In building this project, we wanted to keep it as simple as possible, so our tech stack comprises of React for our frontend, Flask and python for the backend, and MongoDB for our database. From this stack my favorite to use is Flask and Python, maybe because I’m biased. I used Python as my main language to code in when starting my programming journey two years ago. Its readability, simplicity and clear and concise syntax allows me to focus on problem-solving rather than deciphering or writing complex code. Flask also aligns with my preference for simplicity. It provides the bare bones for routing and request handling, allowing me to build small- or medium-sized web applications efficiently. Not that it can’t be used for large applications (Pintrest is an example), but it’s perfect for our use case. With Flask, I can make routes easily compared to something like learning the syntax for JavaScript and Express.
The simplicity of Flask and Python, however, can be a double-edged sword. The one thing that I’m working is making objects that relate to the database schema. Flask doesn’t have this concept of object-relational mapping, but that’s why we’re using MongoDB. Additionally, Flask doesn’t have have a built-in authentication system. In our project, we decided to make that as a stretch goal and focus on other parts of the application and AI research.

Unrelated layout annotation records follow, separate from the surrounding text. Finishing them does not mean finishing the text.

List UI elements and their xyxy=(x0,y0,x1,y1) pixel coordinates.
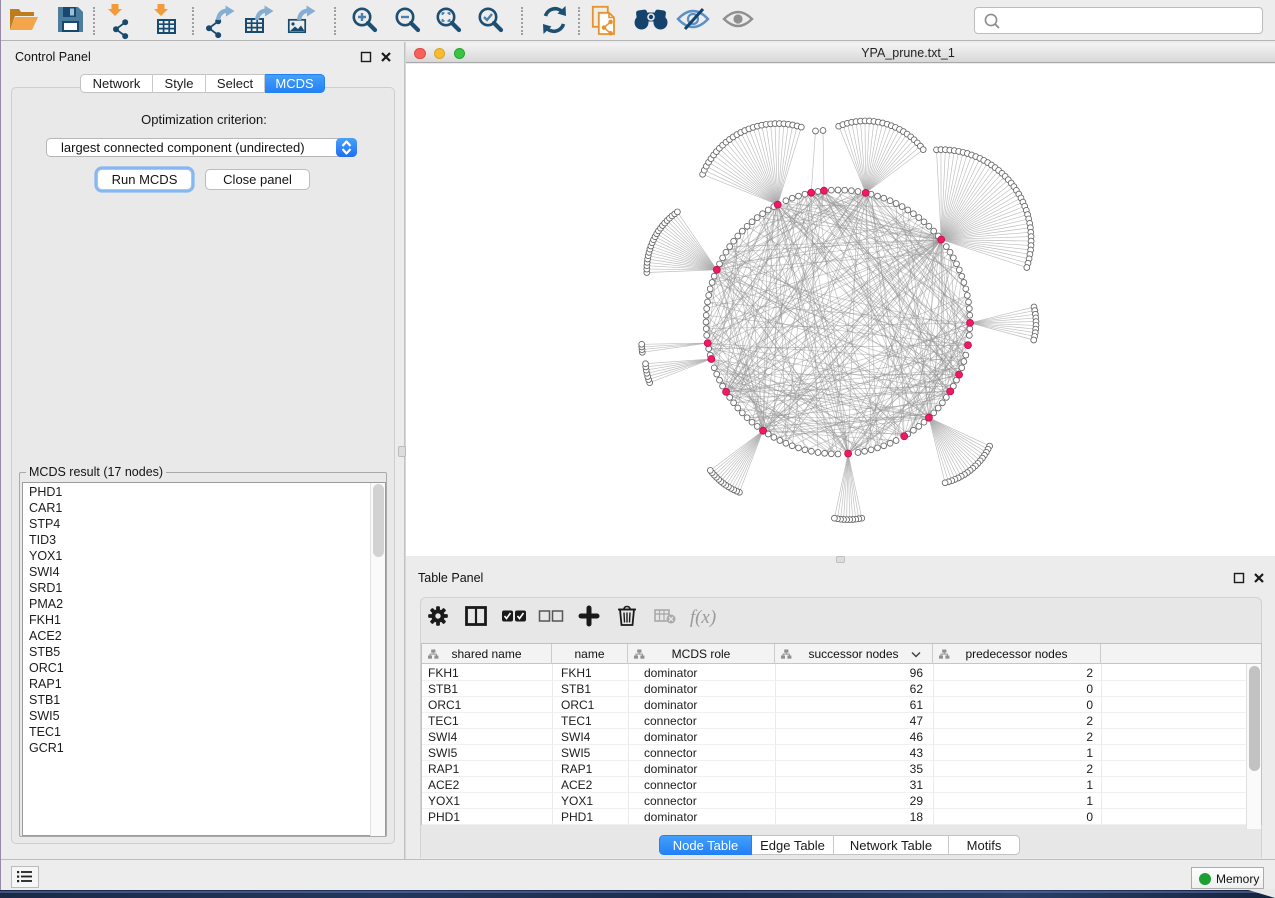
svg-text:f(x): f(x) xyxy=(690,607,716,628)
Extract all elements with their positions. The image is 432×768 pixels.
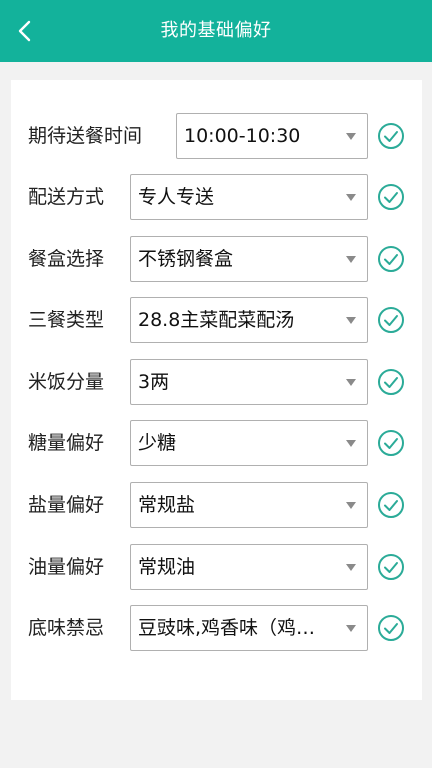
select-value: 少糖 — [138, 432, 177, 454]
check-circle-icon[interactable] — [377, 368, 405, 396]
pref-label: 盐量偏好 — [28, 494, 105, 516]
check-circle-icon[interactable] — [377, 306, 405, 334]
page-background — [0, 700, 432, 768]
caret-down-icon — [346, 256, 356, 263]
select-value: 28.8主菜配菜配汤 — [138, 309, 295, 331]
pref-row-sugar: 糖量偏好 少糖 — [11, 420, 422, 466]
pref-label: 配送方式 — [28, 186, 105, 208]
lunchbox-select[interactable]: 不锈钢餐盒 — [130, 236, 368, 282]
caret-down-icon — [346, 625, 356, 632]
sugar-select[interactable]: 少糖 — [130, 420, 368, 466]
app-header: 我的基础偏好 — [0, 0, 432, 62]
select-value: 3两 — [138, 371, 170, 393]
select-value: 专人专送 — [138, 186, 215, 208]
pref-label: 油量偏好 — [28, 556, 105, 578]
check-circle-icon[interactable] — [377, 122, 405, 150]
check-circle-icon[interactable] — [377, 491, 405, 519]
delivery-method-select[interactable]: 专人专送 — [130, 174, 368, 220]
pref-label: 期待送餐时间 — [28, 125, 143, 147]
oil-select[interactable]: 常规油 — [130, 544, 368, 590]
check-circle-icon[interactable] — [377, 183, 405, 211]
check-circle-icon[interactable] — [377, 614, 405, 642]
flavor-taboo-select[interactable]: 豆豉味,鸡香味（鸡… — [130, 605, 368, 651]
check-circle-icon[interactable] — [377, 553, 405, 581]
pref-row-oil: 油量偏好 常规油 — [11, 544, 422, 590]
pref-row-lunchbox: 餐盒选择 不锈钢餐盒 — [11, 236, 422, 282]
pref-row-salt: 盐量偏好 常规盐 — [11, 482, 422, 528]
pref-row-delivery-time: 期待送餐时间 10:00-10:30 — [11, 113, 422, 159]
pref-label: 底味禁忌 — [28, 617, 105, 639]
pref-label: 糖量偏好 — [28, 432, 105, 454]
caret-down-icon — [346, 502, 356, 509]
pref-label: 米饭分量 — [28, 371, 105, 393]
caret-down-icon — [346, 564, 356, 571]
pref-row-meal-type: 三餐类型 28.8主菜配菜配汤 — [11, 297, 422, 343]
caret-down-icon — [346, 194, 356, 201]
pref-label: 三餐类型 — [28, 309, 105, 331]
caret-down-icon — [346, 317, 356, 324]
page-title: 我的基础偏好 — [160, 20, 272, 41]
select-value: 10:00-10:30 — [184, 125, 301, 147]
pref-row-flavor-taboo: 底味禁忌 豆豉味,鸡香味（鸡… — [11, 605, 422, 651]
caret-down-icon — [346, 379, 356, 386]
select-value: 不锈钢餐盒 — [138, 248, 234, 270]
preferences-card: 期待送餐时间 10:00-10:30 配送方式 专人专送 餐盒选择 不锈钢餐盒 — [11, 80, 422, 700]
meal-type-select[interactable]: 28.8主菜配菜配汤 — [130, 297, 368, 343]
salt-select[interactable]: 常规盐 — [130, 482, 368, 528]
select-value: 豆豉味,鸡香味（鸡… — [138, 617, 316, 639]
pref-row-rice-amount: 米饭分量 3两 — [11, 359, 422, 405]
rice-amount-select[interactable]: 3两 — [130, 359, 368, 405]
check-circle-icon[interactable] — [377, 429, 405, 457]
caret-down-icon — [346, 133, 356, 140]
pref-label: 餐盒选择 — [28, 248, 105, 270]
select-value: 常规盐 — [138, 494, 196, 516]
delivery-time-select[interactable]: 10:00-10:30 — [176, 113, 368, 159]
select-value: 常规油 — [138, 556, 196, 578]
pref-row-delivery-method: 配送方式 专人专送 — [11, 174, 422, 220]
check-circle-icon[interactable] — [377, 245, 405, 273]
caret-down-icon — [346, 440, 356, 447]
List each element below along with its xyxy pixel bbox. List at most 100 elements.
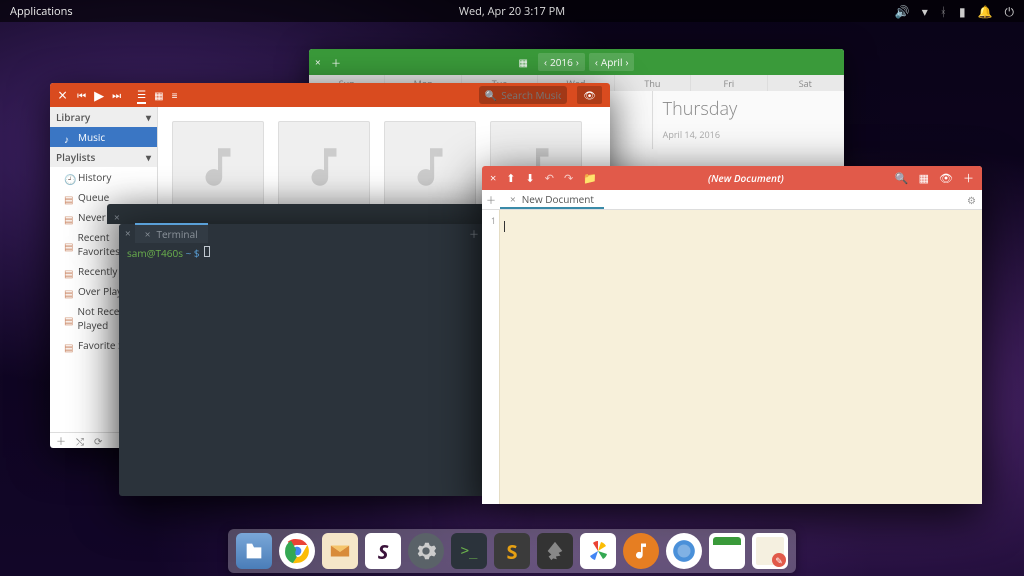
calendar-sidebar: Thursday April 14, 2016 [652,91,844,149]
dock: S >_ S ✎ [228,529,796,573]
terminal-header: × × Terminal ＋ [119,224,485,242]
eye-icon[interactable]: 👁 [939,171,953,186]
month-selector[interactable]: ‹ April › [589,53,635,71]
search-icon: 🔍 [485,88,497,102]
tab-close-icon[interactable]: × [145,227,151,241]
year-selector[interactable]: ‹ 2016 › [538,53,585,71]
power-icon[interactable]: ⏻ [1005,3,1015,20]
chevron-down-icon: ▾ [146,150,151,164]
tab-title: Terminal [156,227,197,241]
next-icon[interactable]: ⏭ [112,88,121,102]
terminal-prompt: sam@T460s ~ $ [127,246,202,260]
open-icon[interactable]: ⬆ [506,171,515,186]
playback-controls: ⏮ ▶ ⏭ [77,86,121,104]
view-controls: ☰ ▦ ≡ [137,87,177,104]
dock-app-settings[interactable] [408,533,444,569]
new-tab-icon[interactable]: ＋ [469,226,479,241]
dock-app-mail[interactable] [322,533,358,569]
battery-icon[interactable]: ▮ [959,3,966,20]
selected-day-title: Thursday [663,97,834,121]
applications-menu[interactable]: Applications [10,4,73,19]
album-tile[interactable] [172,121,264,213]
day-header: Sat [768,75,844,91]
gear-icon[interactable]: ⚙ [961,190,982,209]
close-icon[interactable]: × [58,84,67,106]
calendar-header: × ＋ ▦ ‹ 2016 › ‹ April › [309,49,844,75]
chevron-down-icon: ▾ [146,110,151,124]
dock-app-terminal[interactable]: >_ [451,533,487,569]
editor-tab[interactable]: × New Document [500,190,604,209]
undo-icon[interactable]: ↶ [545,171,554,186]
top-panel: Applications Wed, Apr 20 3:17 PM 🔊 ▾ ᚼ ▮… [0,0,1024,22]
day-header: Fri [691,75,767,91]
notification-icon[interactable]: 🔔 [978,3,993,20]
panel-datetime[interactable]: Wed, Apr 20 3:17 PM [459,4,565,19]
queue-icon: ▤ [64,192,74,202]
editor-header: × ⬆ ⬇ ↶ ↷ 📁 (New Document) 🔍 ▦ 👁 ＋ [482,166,982,190]
column-view-icon[interactable]: ≡ [172,88,178,102]
dock-app-calendar[interactable] [709,533,745,569]
music-header: × ⏮ ▶ ⏭ ☰ ▦ ≡ 🔍 👁 [50,83,610,107]
search-icon[interactable]: 🔍 [895,171,909,186]
editor-textarea[interactable] [500,210,982,504]
save-as-icon[interactable]: ▦ [919,171,929,186]
close-icon[interactable]: × [315,55,321,69]
playlists-section[interactable]: Playlists▾ [50,147,157,167]
redo-icon[interactable]: ↷ [564,171,573,186]
close-icon[interactable]: × [125,226,131,240]
play-icon[interactable]: ▶ [94,86,104,104]
tab-label: New Document [522,192,594,206]
add-playlist-icon[interactable]: ＋ [56,433,66,448]
new-tab-button[interactable]: ＋ [482,190,500,209]
eye-icon[interactable]: 👁 [577,86,602,104]
terminal-window: × × Terminal ＋ sam@T460s ~ $ [119,224,485,496]
terminal-body[interactable]: sam@T460s ~ $ [119,242,485,264]
repeat-icon[interactable]: ⟳ [94,434,102,448]
dock-app-slack[interactable]: S [365,533,401,569]
dock-app-editor[interactable]: ✎ [752,533,788,569]
shuffle-icon[interactable]: ⤭ [76,434,84,448]
dock-app-chrome[interactable] [279,533,315,569]
menu-icon[interactable]: ＋ [963,170,974,186]
dock-app-inkscape[interactable] [537,533,573,569]
library-section[interactable]: Library▾ [50,107,157,127]
terminal-window-behind[interactable]: × [107,204,485,224]
calendar-today-icon[interactable]: ▦ [519,55,528,69]
text-cursor [504,221,505,232]
editor-title: (New Document) [597,171,895,185]
history-icon: 🕘 [64,172,74,182]
music-note-icon: ♪ [64,132,74,142]
album-tile[interactable] [278,121,370,213]
album-tile[interactable] [384,121,476,213]
close-icon[interactable]: × [490,171,496,186]
add-event-icon[interactable]: ＋ [331,55,341,70]
save-icon[interactable]: ⬇ [526,171,535,186]
search-field[interactable]: 🔍 [479,86,567,104]
editor-tabs: ＋ × New Document ⚙ [482,190,982,210]
dock-app-web[interactable] [666,533,702,569]
sidebar-item-history[interactable]: 🕘History [50,167,157,187]
dock-app-music[interactable] [623,533,659,569]
day-header: Thu [615,75,691,91]
terminal-tab[interactable]: × Terminal [135,223,208,243]
playlist-icon: ▤ [64,340,74,350]
grid-view-icon[interactable]: ▦ [154,88,163,102]
editor-window: × ⬆ ⬇ ↶ ↷ 📁 (New Document) 🔍 ▦ 👁 ＋ ＋ × N… [482,166,982,504]
list-view-icon[interactable]: ☰ [137,87,146,104]
playlist-icon: ▤ [64,239,74,249]
prev-icon[interactable]: ⏮ [77,88,86,102]
bluetooth-icon[interactable]: ᚼ [940,3,947,20]
selected-day-date: April 14, 2016 [663,128,720,141]
network-icon[interactable]: ▾ [922,3,928,20]
folder-icon[interactable]: 📁 [583,171,597,186]
tab-close-icon[interactable]: × [510,192,516,206]
volume-icon[interactable]: 🔊 [895,3,910,20]
playlist-icon: ▤ [64,313,73,323]
search-input[interactable] [501,88,561,102]
playlist-icon: ▤ [64,266,74,276]
dock-app-photos[interactable] [580,533,616,569]
dock-app-files[interactable] [236,533,272,569]
sidebar-item-music[interactable]: ♪Music [50,127,157,147]
dock-app-sublime[interactable]: S [494,533,530,569]
line-gutter: 1 [482,210,500,504]
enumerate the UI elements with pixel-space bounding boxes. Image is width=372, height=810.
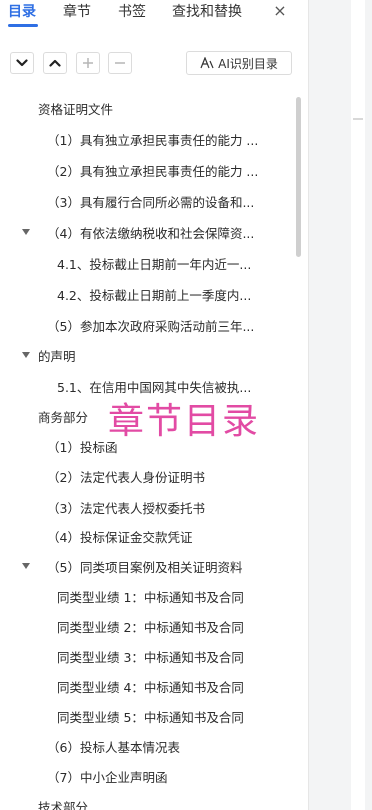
caret-down-icon[interactable] xyxy=(21,350,31,360)
toc-item[interactable]: 同类型业绩 1：中标通知书及合同 xyxy=(57,583,280,613)
toc-item[interactable]: （3）具有履行合同所必需的设备和... xyxy=(47,188,280,218)
toc-item[interactable]: 4.2、投标截止日期前上一季度内... xyxy=(57,281,280,311)
toc-item[interactable]: （7）中小企业声明函 xyxy=(47,763,280,793)
toc-item[interactable]: （4）投标保证金交款凭证 xyxy=(47,523,280,553)
chevron-down-icon xyxy=(16,59,28,67)
tab-find-replace[interactable]: 查找和替换 xyxy=(172,3,242,21)
page-mark xyxy=(353,118,363,120)
scrollbar-thumb[interactable] xyxy=(296,97,301,257)
toc-item[interactable]: （4）有依法缴纳税收和社会保障资... xyxy=(47,219,280,249)
toc-item[interactable]: （5）同类项目案例及相关证明资料 xyxy=(47,553,280,583)
annotation-overlay-text: 章节目录 xyxy=(108,401,261,442)
toc-item[interactable]: （3）法定代表人授权委托书 xyxy=(47,494,280,524)
chevron-up-icon xyxy=(49,59,61,67)
toc-panel: 目录 章节 书签 查找和替换 × AI识别目录 资格证明文件 （1）具有独立承担… xyxy=(0,0,308,810)
tab-chapters[interactable]: 章节 xyxy=(63,3,91,21)
toc-item[interactable]: 5.1、在信用中国网其中失信被执... xyxy=(57,373,280,403)
tab-bar: 目录 章节 书签 查找和替换 × xyxy=(0,0,308,28)
tab-toc[interactable]: 目录 xyxy=(8,3,36,21)
ai-button-label: AI识别目录 xyxy=(218,56,278,71)
active-tab-indicator xyxy=(8,24,38,27)
close-icon[interactable]: × xyxy=(272,2,288,20)
expand-all-button[interactable] xyxy=(43,52,67,74)
toc-item[interactable]: （2）具有独立承担民事责任的能力 ... xyxy=(47,157,280,187)
caret-down-icon[interactable] xyxy=(21,227,31,237)
toc-item[interactable]: 同类型业绩 5：中标通知书及合同 xyxy=(57,703,280,733)
toc-item[interactable]: 的声明 xyxy=(38,342,278,372)
toc-item[interactable]: （1）具有独立承担民事责任的能力 ... xyxy=(47,126,280,156)
toc-item[interactable]: 同类型业绩 3：中标通知书及合同 xyxy=(57,643,280,673)
toc-item[interactable]: 同类型业绩 4：中标通知书及合同 xyxy=(57,673,280,703)
toc-tree: 资格证明文件 （1）具有独立承担民事责任的能力 ... （2）具有独立承担民事责… xyxy=(0,95,300,810)
add-entry-button[interactable] xyxy=(76,52,100,74)
tab-bookmarks[interactable]: 书签 xyxy=(118,3,146,21)
remove-entry-button[interactable] xyxy=(108,52,132,74)
ai-icon xyxy=(200,57,214,69)
toc-item[interactable]: 4.1、投标截止日期前一年内近一... xyxy=(57,250,280,280)
toc-item[interactable]: 资格证明文件 xyxy=(38,95,288,125)
caret-down-icon[interactable] xyxy=(21,561,31,571)
toc-item[interactable]: （2）法定代表人身份证明书 xyxy=(47,463,280,493)
toc-item[interactable]: （5）参加本次政府采购活动前三年... xyxy=(47,312,280,342)
minus-icon xyxy=(115,62,125,64)
collapse-all-button[interactable] xyxy=(10,52,34,74)
plus-icon xyxy=(83,58,93,68)
toc-item[interactable]: 同类型业绩 2：中标通知书及合同 xyxy=(57,613,280,643)
ai-recognize-toc-button[interactable]: AI识别目录 xyxy=(186,51,292,75)
toc-item[interactable]: 技术部分 xyxy=(38,793,278,810)
toc-item[interactable]: （6）投标人基本情况表 xyxy=(47,733,280,763)
document-canvas xyxy=(309,0,372,810)
page-edge xyxy=(351,0,365,810)
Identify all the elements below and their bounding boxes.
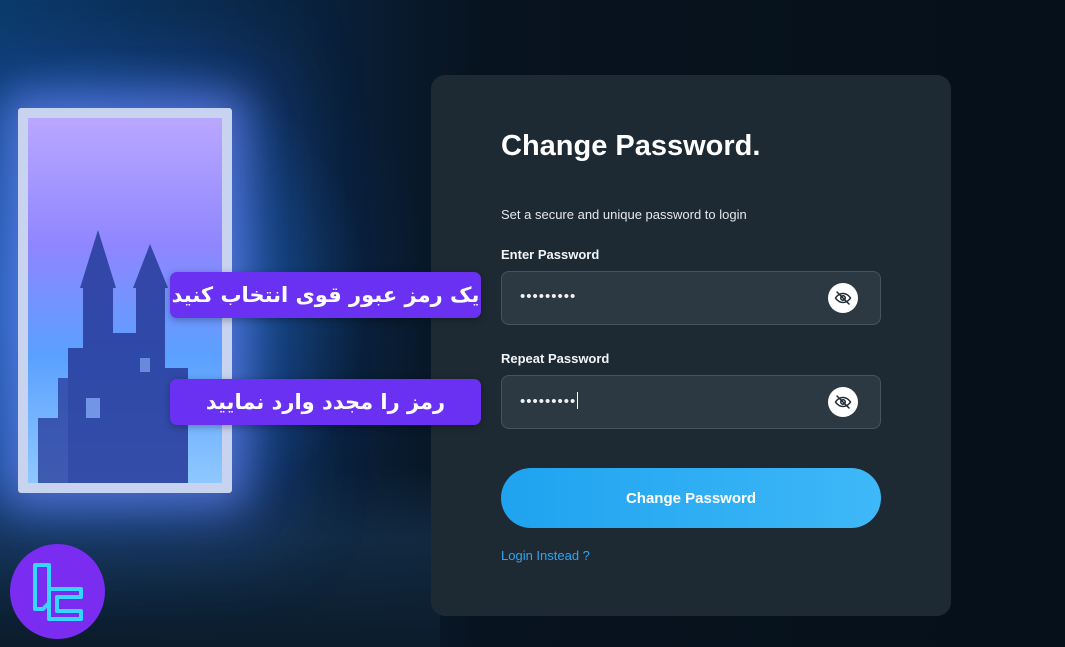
text-caret [577, 392, 579, 409]
repeat-password-label: Repeat Password [501, 351, 610, 366]
annotation-tag-strong-password: یک رمز عبور قوی انتخاب کنید [170, 272, 481, 318]
enter-password-field[interactable]: ••••••••• [501, 271, 881, 325]
enter-password-value: ••••••••• [520, 288, 577, 305]
eye-off-icon[interactable] [828, 283, 858, 313]
eye-off-icon[interactable] [828, 387, 858, 417]
repeat-password-dots: ••••••••• [520, 393, 577, 410]
change-password-button[interactable]: Change Password [501, 468, 881, 528]
subtitle: Set a secure and unique password to logi… [501, 207, 747, 222]
brand-logo [10, 544, 105, 639]
enter-password-label: Enter Password [501, 247, 600, 262]
page-title: Change Password. [501, 130, 761, 162]
repeat-password-value: ••••••••• [520, 392, 579, 410]
brand-logo-icon [32, 562, 83, 621]
repeat-password-field[interactable]: ••••••••• [501, 375, 881, 429]
annotation-tag-repeat-password: رمز را مجدد وارد نمایید [170, 379, 481, 425]
login-instead-link[interactable]: Login Instead ? [501, 548, 590, 563]
change-password-card: Change Password. Set a secure and unique… [431, 75, 951, 616]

With that said, we are using AI extensively to build our project (that is the main purpose of the project, see the intro if you forgot). The main tools that I have been using to complete tasks are ChatGPT and Bard. These two are the most popular models being used today as they are hosted by Google and OpenAI/Microsoft. My team and I divided up the tasks into managable chunks each week, and I have been completing my portion one task at a time. I turn the task into a prompt and feed it into one of the LLMs. I then compare their outputs. So far, the newer models (GPT 3.5 vs 4) seem to produce better code. There are several advantages to this. The first is that the models create skeleton code that I can work with and manipulate. The second is that I don’t have to scour the documentation or StackOverflow on how to do things. I just ask follow up questions and everything is right there. The disadvantage to this is that I have to know the map of where to go and ask the right questions. There are many times when the LLM spits out something that I don’t understand and it takes me a few additional prompts to understand what is going on and all the implications.
Even with the disadvantages, using AI is like having a mentor. They don’t give you all the right answers, and you have to ask the right questions to get the right answers.